La Haute Autorité des Médias Audiovisuels (HAMA), présente en délégation, participe activement à ce rendez-vous international majeur où la citoyenneté numérique s’impose comme thème cardinal.
L’ouverture officielle a été présidée par Azali Assoumani, qui a donné le ton d’un colloque ambitieux, consacré à un chantier devenu incontournable : l’Éducation aux Médias, à l’Information et à la Citoyenneté numérique (EMICn). À l’heure où la circulation massive de contenus en ligne façonne les opinions et transforme les comportements, cette réflexion collective s’impose comme une urgence.

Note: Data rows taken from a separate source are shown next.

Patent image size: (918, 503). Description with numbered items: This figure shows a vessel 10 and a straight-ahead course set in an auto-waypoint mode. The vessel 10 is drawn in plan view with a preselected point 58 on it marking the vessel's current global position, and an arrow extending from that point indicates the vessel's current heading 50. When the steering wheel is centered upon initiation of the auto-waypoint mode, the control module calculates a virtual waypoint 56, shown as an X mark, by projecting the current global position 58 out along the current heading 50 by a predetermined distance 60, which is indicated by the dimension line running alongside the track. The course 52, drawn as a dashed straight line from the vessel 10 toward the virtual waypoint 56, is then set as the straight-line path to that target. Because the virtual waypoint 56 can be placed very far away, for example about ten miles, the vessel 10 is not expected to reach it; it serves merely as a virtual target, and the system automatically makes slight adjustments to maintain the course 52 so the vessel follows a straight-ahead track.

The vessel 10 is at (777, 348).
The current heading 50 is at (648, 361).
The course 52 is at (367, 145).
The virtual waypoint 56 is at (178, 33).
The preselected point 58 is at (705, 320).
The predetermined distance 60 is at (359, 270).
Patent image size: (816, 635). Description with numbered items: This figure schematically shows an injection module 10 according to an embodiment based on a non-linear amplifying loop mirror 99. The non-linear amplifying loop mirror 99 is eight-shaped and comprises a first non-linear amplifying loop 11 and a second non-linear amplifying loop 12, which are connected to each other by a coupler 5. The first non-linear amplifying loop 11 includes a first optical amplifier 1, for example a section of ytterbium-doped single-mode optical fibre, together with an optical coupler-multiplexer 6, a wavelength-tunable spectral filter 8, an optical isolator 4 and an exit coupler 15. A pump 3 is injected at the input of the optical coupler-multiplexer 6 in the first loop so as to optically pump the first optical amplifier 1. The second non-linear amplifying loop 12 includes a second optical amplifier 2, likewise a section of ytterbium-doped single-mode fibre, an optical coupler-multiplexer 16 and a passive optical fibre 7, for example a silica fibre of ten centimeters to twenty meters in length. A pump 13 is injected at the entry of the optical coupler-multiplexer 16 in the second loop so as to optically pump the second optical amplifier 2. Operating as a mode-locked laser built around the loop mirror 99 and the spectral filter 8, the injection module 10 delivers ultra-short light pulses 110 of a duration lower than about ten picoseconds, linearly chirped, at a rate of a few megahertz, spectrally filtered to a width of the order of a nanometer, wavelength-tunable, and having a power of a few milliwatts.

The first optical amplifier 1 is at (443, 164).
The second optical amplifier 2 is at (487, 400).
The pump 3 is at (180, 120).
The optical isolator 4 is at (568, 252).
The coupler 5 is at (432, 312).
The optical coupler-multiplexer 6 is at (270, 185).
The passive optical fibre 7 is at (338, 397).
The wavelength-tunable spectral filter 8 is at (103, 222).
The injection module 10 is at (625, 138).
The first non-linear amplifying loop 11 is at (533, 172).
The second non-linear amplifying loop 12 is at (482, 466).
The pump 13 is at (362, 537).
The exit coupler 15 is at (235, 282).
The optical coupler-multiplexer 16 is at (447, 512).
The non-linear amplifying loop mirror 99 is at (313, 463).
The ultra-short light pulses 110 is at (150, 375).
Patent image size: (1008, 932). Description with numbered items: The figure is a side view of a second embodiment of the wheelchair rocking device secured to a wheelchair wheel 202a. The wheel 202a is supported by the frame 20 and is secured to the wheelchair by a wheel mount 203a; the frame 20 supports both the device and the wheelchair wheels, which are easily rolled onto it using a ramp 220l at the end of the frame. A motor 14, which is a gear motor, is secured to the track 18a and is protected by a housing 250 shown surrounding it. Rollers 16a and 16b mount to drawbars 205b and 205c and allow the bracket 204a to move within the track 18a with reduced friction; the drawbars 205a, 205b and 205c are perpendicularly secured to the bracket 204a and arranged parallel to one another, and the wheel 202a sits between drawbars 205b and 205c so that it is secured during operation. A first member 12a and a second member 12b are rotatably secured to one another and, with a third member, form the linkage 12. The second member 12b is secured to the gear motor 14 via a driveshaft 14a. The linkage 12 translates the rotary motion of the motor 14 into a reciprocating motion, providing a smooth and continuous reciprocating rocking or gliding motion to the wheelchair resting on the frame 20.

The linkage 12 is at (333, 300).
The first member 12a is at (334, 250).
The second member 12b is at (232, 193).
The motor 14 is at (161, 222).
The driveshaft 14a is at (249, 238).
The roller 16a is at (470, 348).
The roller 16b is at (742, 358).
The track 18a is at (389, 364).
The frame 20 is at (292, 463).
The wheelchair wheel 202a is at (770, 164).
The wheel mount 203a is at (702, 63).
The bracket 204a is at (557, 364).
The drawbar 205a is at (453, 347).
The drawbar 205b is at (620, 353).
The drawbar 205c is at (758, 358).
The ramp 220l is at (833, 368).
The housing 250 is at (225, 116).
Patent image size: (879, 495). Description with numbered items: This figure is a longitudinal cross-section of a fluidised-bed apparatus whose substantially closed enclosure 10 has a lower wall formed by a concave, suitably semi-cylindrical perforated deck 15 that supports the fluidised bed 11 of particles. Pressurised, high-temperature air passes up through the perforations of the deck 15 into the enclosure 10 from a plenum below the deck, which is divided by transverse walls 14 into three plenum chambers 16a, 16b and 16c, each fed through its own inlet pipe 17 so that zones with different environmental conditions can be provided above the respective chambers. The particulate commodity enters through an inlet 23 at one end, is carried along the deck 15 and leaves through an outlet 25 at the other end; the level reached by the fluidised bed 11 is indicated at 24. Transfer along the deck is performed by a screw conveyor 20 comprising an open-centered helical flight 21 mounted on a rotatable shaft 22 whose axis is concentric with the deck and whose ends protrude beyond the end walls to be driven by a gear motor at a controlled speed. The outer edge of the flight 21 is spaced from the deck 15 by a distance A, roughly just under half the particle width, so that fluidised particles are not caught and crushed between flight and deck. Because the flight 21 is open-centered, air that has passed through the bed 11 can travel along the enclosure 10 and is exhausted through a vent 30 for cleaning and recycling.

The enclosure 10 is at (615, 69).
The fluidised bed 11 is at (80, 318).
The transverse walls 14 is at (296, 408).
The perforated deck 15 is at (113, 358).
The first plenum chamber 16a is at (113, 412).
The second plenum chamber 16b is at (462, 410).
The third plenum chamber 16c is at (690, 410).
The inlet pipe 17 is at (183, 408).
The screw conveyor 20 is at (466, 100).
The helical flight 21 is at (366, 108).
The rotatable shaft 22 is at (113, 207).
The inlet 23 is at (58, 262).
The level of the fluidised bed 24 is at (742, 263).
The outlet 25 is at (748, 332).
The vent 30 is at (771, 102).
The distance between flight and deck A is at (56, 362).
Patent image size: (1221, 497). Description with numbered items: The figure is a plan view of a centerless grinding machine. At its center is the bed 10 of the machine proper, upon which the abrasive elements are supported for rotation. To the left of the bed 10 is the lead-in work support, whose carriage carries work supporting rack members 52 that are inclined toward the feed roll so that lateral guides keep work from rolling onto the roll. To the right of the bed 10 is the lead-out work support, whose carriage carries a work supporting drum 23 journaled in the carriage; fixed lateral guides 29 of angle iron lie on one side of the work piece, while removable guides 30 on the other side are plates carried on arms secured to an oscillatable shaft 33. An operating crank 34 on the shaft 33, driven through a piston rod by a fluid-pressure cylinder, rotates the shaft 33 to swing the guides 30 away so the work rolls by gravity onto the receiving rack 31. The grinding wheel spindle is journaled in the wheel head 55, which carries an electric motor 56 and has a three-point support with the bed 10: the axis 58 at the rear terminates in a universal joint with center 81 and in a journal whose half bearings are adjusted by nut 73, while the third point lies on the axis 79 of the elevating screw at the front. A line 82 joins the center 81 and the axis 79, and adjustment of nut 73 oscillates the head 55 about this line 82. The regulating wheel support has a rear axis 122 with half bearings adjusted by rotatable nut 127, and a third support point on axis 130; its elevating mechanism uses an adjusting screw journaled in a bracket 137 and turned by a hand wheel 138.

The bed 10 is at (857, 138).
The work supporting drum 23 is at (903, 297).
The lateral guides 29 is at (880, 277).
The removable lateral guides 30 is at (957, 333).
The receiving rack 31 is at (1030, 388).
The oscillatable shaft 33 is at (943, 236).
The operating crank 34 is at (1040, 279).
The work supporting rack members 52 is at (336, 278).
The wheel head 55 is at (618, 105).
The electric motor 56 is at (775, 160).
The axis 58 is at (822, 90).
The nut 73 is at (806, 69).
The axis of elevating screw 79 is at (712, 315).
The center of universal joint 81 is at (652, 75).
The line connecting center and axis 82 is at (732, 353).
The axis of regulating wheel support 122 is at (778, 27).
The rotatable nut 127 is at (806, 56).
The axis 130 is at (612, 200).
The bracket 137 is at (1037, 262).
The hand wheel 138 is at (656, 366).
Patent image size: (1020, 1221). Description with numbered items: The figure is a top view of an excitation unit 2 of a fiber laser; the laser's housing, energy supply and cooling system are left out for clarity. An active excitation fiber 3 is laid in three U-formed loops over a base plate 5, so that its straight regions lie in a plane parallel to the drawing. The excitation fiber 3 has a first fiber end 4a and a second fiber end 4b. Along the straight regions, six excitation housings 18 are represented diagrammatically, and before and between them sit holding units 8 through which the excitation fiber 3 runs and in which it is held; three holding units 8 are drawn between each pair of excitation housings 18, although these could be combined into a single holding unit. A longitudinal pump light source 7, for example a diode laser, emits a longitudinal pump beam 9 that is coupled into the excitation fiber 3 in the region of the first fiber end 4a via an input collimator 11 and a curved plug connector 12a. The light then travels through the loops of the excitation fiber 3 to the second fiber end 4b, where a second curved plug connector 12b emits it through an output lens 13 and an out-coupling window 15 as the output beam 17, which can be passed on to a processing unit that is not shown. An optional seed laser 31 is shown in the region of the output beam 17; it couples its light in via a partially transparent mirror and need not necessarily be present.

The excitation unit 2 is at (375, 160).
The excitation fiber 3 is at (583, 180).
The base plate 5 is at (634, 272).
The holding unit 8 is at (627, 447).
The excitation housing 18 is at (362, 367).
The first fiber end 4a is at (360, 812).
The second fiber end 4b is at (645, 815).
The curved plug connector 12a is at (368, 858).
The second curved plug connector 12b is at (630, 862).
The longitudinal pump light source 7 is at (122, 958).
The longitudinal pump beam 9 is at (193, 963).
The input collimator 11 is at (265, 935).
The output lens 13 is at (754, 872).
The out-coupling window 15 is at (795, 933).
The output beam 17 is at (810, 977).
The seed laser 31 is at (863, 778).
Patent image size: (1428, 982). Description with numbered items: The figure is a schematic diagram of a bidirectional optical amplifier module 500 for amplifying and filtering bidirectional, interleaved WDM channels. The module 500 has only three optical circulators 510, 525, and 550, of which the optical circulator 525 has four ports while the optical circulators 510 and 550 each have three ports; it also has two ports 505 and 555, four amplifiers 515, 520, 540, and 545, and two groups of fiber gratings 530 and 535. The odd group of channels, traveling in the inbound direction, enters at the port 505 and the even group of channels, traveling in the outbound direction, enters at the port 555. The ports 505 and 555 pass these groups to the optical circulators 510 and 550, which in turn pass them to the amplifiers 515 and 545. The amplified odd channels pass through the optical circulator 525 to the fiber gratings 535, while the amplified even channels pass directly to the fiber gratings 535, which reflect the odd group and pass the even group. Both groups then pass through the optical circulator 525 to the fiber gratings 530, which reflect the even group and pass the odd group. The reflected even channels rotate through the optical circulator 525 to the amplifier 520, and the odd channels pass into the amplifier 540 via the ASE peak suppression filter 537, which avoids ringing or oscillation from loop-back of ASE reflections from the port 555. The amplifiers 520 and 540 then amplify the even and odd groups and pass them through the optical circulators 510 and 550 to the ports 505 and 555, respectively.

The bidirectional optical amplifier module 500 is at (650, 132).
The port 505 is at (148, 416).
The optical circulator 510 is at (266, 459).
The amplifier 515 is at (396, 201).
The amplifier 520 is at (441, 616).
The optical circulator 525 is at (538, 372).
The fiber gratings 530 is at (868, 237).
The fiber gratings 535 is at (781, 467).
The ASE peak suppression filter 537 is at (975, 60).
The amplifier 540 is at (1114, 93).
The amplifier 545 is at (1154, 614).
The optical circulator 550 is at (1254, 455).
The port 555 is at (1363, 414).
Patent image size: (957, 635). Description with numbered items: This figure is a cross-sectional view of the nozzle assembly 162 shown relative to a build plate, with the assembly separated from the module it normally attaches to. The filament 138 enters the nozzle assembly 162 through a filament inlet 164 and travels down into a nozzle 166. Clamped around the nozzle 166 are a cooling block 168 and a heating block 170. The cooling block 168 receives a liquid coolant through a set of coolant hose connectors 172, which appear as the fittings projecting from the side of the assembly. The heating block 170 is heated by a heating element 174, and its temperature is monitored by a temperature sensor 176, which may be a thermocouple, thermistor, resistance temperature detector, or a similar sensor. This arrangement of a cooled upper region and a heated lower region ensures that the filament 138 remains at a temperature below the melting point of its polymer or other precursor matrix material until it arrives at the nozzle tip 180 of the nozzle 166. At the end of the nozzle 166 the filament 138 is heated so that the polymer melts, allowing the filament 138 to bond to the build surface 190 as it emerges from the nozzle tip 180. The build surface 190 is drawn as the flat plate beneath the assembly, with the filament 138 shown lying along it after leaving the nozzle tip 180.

L’événement est piloté par le Conseil National de la Presse et de l’Audiovisuel (CNPA), inscrit dans la dynamique de la feuille de route 2024-2026 du RIARC. Objectif affiché : bâtir une stratégie continentale pour armer les citoyens face aux dérives numériques et renforcer les régulations à l’échelle régionale.
Autour des tables rondes, une mosaïque de représentants institutionnels venus de tout le continent apporte son expertise. Participent notamment des délégations du Bénin, du Burundi, du Cameroun, de la République centrafricaine, des Comores, de la Côte d’Ivoire, du Mali, de la Mauritanie, du Niger, du Sénégal et du Tchad. À leurs côtés, les organisations internationales telles que l’Organisation internationale de la Francophonie (OIF) et l’UNESCO apportent une expertise mondiale et des perspectives comparatives essentielles.
Dans un paysage numérique marqué à la fois par les promesses et les périls, cette rencontre s’apparente à un laboratoire d’idées. Ici, chercheurs, décideurs et régulateurs imaginent une nouvelle grammaire de la citoyenneté numérique, fondée sur l’esprit critique, la vigilance informationnelle et la responsabilité collective.
Le message est clair : la régulation du numérique ne peut plus se limiter aux textes et aux sanctions. Elle doit désormais s’appuyer sur l’éducation, la prévention et la construction d’un écosystème où chaque internaute devient un acteur éclairé. Aux Comores, le RIARC semble avoir trouvé un terrain fertile pour tracer cette voie.